The happy ending to this whole sketch is that the above 3 steps work in the real world. In the case study mentioned at the beginning, the customer used Questa Signoff CDC to find 3 glitches among millions of signals. One of the glitch sources found was one that they had suspected; but the other two were a complete surprise. The requisite ECOs were implemented, the design was re-verified from end-to-end, and the re-spun samples worked perfectly! (And these engineers no longer fear menacing, red-robed characters bursting into their lab unannounced.)

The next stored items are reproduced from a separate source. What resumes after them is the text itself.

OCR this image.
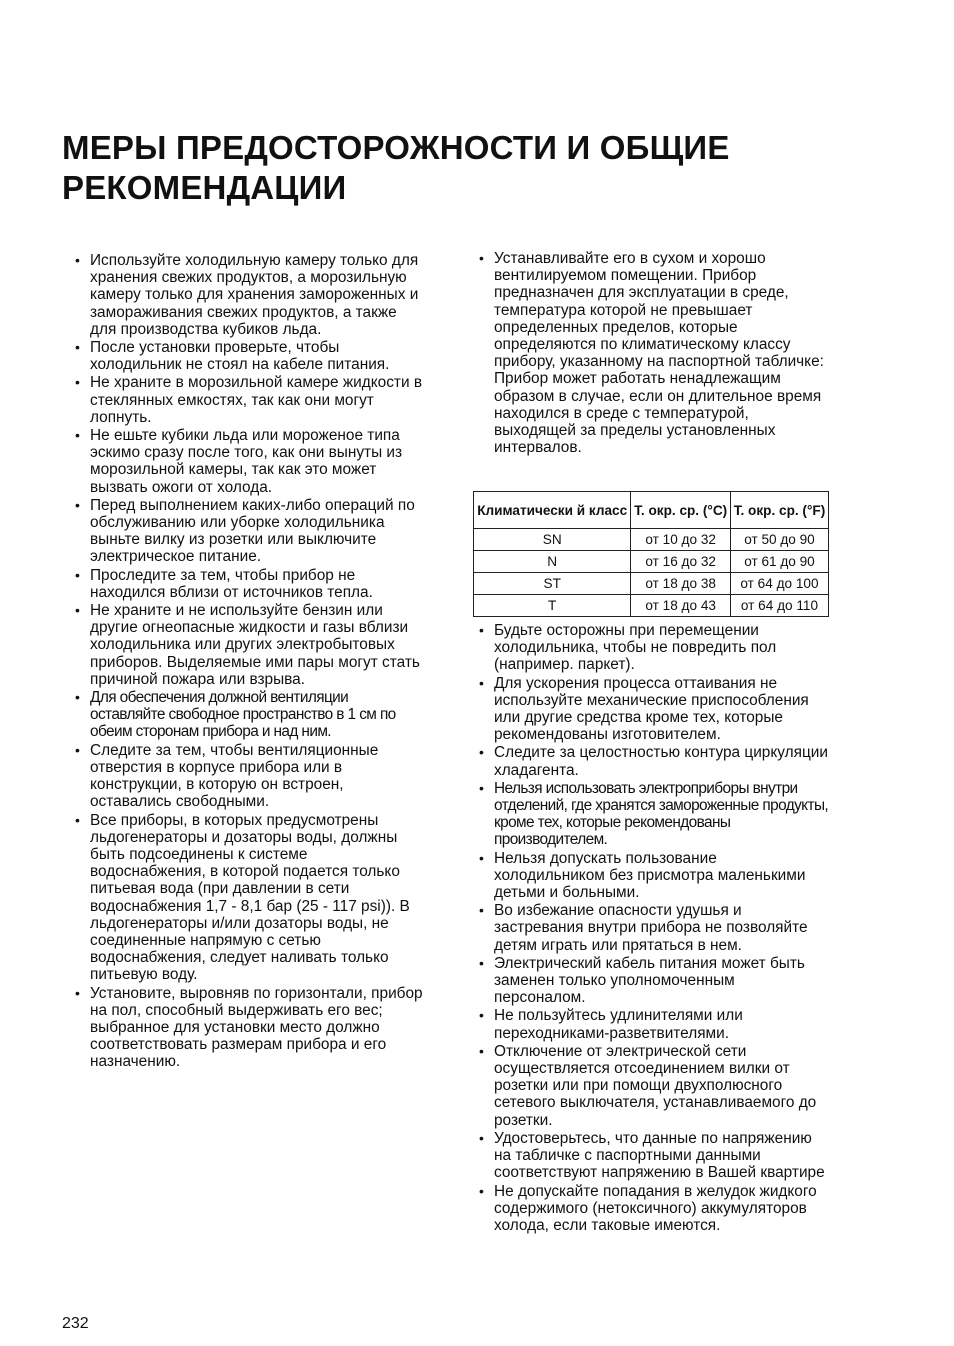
МЕРЫ ПРЕДОСТОРОЖНОСТИ И ОБЩИЕ РЕКОМЕНДАЦИИ
• Используйте холодильную камеру только для хранения свежих продуктов, а морозильную камеру только для хранения замороженных и замораживания свежих продуктов, а также для производства кубиков льда.
• После установки проверьте, чтобы холодильник не стоял на кабеле питания.
• Не храните в морозильной камере жидкости в стеклянных емкостях, так как они могут лопнуть.
• Не ешьте кубики льда или мороженое типа эскимо сразу после того, как они вынуты из морозильной камеры, так как это может вызвать ожоги от холода.
• Перед выполнением каких-либо операций по обслуживанию или уборке холодильника выньте вилку из розетки или выключите электрическое питание.
• Проследите за тем, чтобы прибор не находился вблизи от источников тепла.
• Не храните и не используйте бензин или другие огнеопасные жидкости и газы вблизи холодильника или других электробытовых приборов. Выделяемые ими пары могут стать причиной пожара или взрыва.
• Для обеспечения должной вентиляции оставляйте свободное пространство в 1 см по обеим сторонам прибора и над ним.
• Следите за тем, чтобы вентиляционные отверстия в корпусе прибора или в конструкции, в которую он встроен, оставались свободными.
• Все приборы, в которых предусмотрены льдогенераторы и дозаторы воды, должны быть подсоединены к системе водоснабжения, в которой подается только питьевая вода (при давлении в сети водоснабжения 1,7 - 8,1 бар (25 - 117 psi)). В льдогенераторы и/или дозаторы воды, не соединенные напрямую с сетью водоснабжения, следует наливать только питьевую воду.
• Установите, выровняв по горизонтали, прибор на пол, способный выдерживать его вес; выбранное для установки место должно соответствовать размерам прибора и его назначению.
• Устанавливайте его в сухом и хорошо вентилируемом помещении. Прибор предназначен для эксплуатации в среде, температура которой не превышает определенных пределов, которые определяются по климатическому классу прибору, указанному на паспортной табличке: Прибор может работать ненадлежащим образом в случае, если он длительное время находился в среде с температурой, выходящей за пределы установленных интервалов.
Климатически й класс	Т. окр. ср. (°C)	Т. окр. ср. (°F)
SN	от 10 до 32	от 50 до 90
N	от 16 до 32	от 61 до 90
ST	от 18 до 38	от 64 до 100
T	от 18 до 43	от 64 до 110
• Будьте осторожны при перемещении холодильника, чтобы не повредить пол (например. паркет).
• Для ускорения процесса оттаивания не используйте механические приспособления или другие средства кроме тех, которые рекомендованы изготовителем.
• Следите за целостностью контура циркуляции хладагента.
• Нельзя использовать электроприборы внутри отделений, где хранятся замороженные продукты, кроме тех, которые рекомендованы производителем.
• Нельзя допускать пользование холодильником без присмотра маленькими детьми и больными.
• Во избежание опасности удушья и застревания внутри прибора не позволяйте детям играть или прятаться в нем.
• Электрический кабель питания может быть заменен только уполномоченным персоналом.
• Не пользуйтесь удлинителями или переходниками-разветвителями.
• Отключение от электрической сети осуществляется отсоединением вилки от розетки или при помощи двухполюсного сетевого выключателя, устанавливаемого до розетки.
• Удостоверьтесь, что данные по напряжению на табличке с паспортными данными соответствуют напряжению в Вашей квартире
• Не допускайте попадания в желудок жидкого содержимого (нетоксичного) аккумуляторов холода, если таковые имеются.
232
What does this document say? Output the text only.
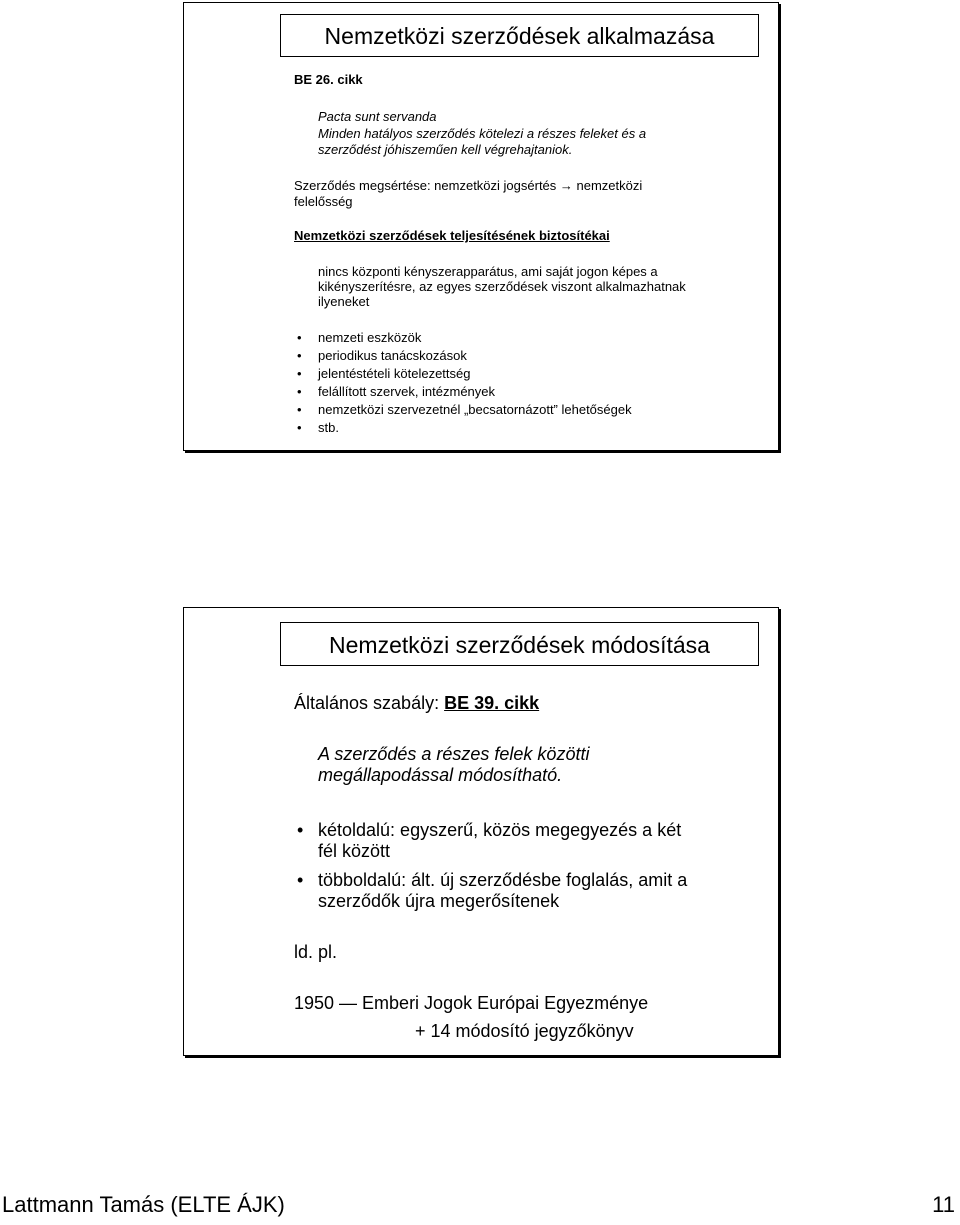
Nemzetközi szerződések alkalmazása
BE 26. cikk
Pacta sunt servanda
Minden hatályos szerződés kötelezi a részes feleket és a
szerződést jóhiszeműen kell végrehajtaniok.
Szerződés megsértése: nemzetközi jogsértés → nemzetközi
felelősség
Nemzetközi szerződések teljesítésének biztosítékai
nincs központi kényszerapparátus, ami saját jogon képes a
kikényszerítésre, az egyes szerződések viszont alkalmazhatnak
ilyeneket
• nemzeti eszközök
• periodikus tanácskozások
• jelentéstételi kötelezettség
• felállított szervek, intézmények
• nemzetközi szervezetnél „becsatornázott” lehetőségek
• stb.
Nemzetközi szerződések módosítása
Általános szabály: BE 39. cikk
A szerződés a részes felek közötti
megállapodással módosítható.
• kétoldalú: egyszerű, közös megegyezés a két
fél között
• többoldalú: ált. új szerződésbe foglalás, amit a
szerződők újra megerősítenek
ld. pl.
1950 — Emberi Jogok Európai Egyezménye
+ 14 módosító jegyzőkönyv
Lattmann Tamás (ELTE ÁJK)	11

Until we meet at the upcoming DVCon, may your CDC paths be properly synchronized, and your signaling be free of glitches.
Joe Hupcey III,
for the Questa CDC team
Reference links:
Questa Signoff CDC product overview
Video of the classic Monty Python “Spanish Inquisition” sketch
Comments
Leave a Reply
You must be logged in to post a comment.
Good article, and it’s always nice to have a set of suspenders in case your belt fails. #GateLevelSimulation may catch some of these cases, but by no means can it be expected to encounter all of them. However, I do question one statement by the author:
“the synthesis tool itself inadvertently disrupts the synchronizer logic…”
Why would you ever allow this to happen? All synchronizers should be “don’t touched” and given placement constraints in the layout so the components aren’t separated. No disruption of synchronizer logic is then possible.
Jerry: thanks for your comments! I agree it’s rare a synthesis tool would break a synchronizer, but it can happen if the user isn’t careful with the setup & follow-up. More commonly what we’ve been seeing is glitches slipping through synthesis.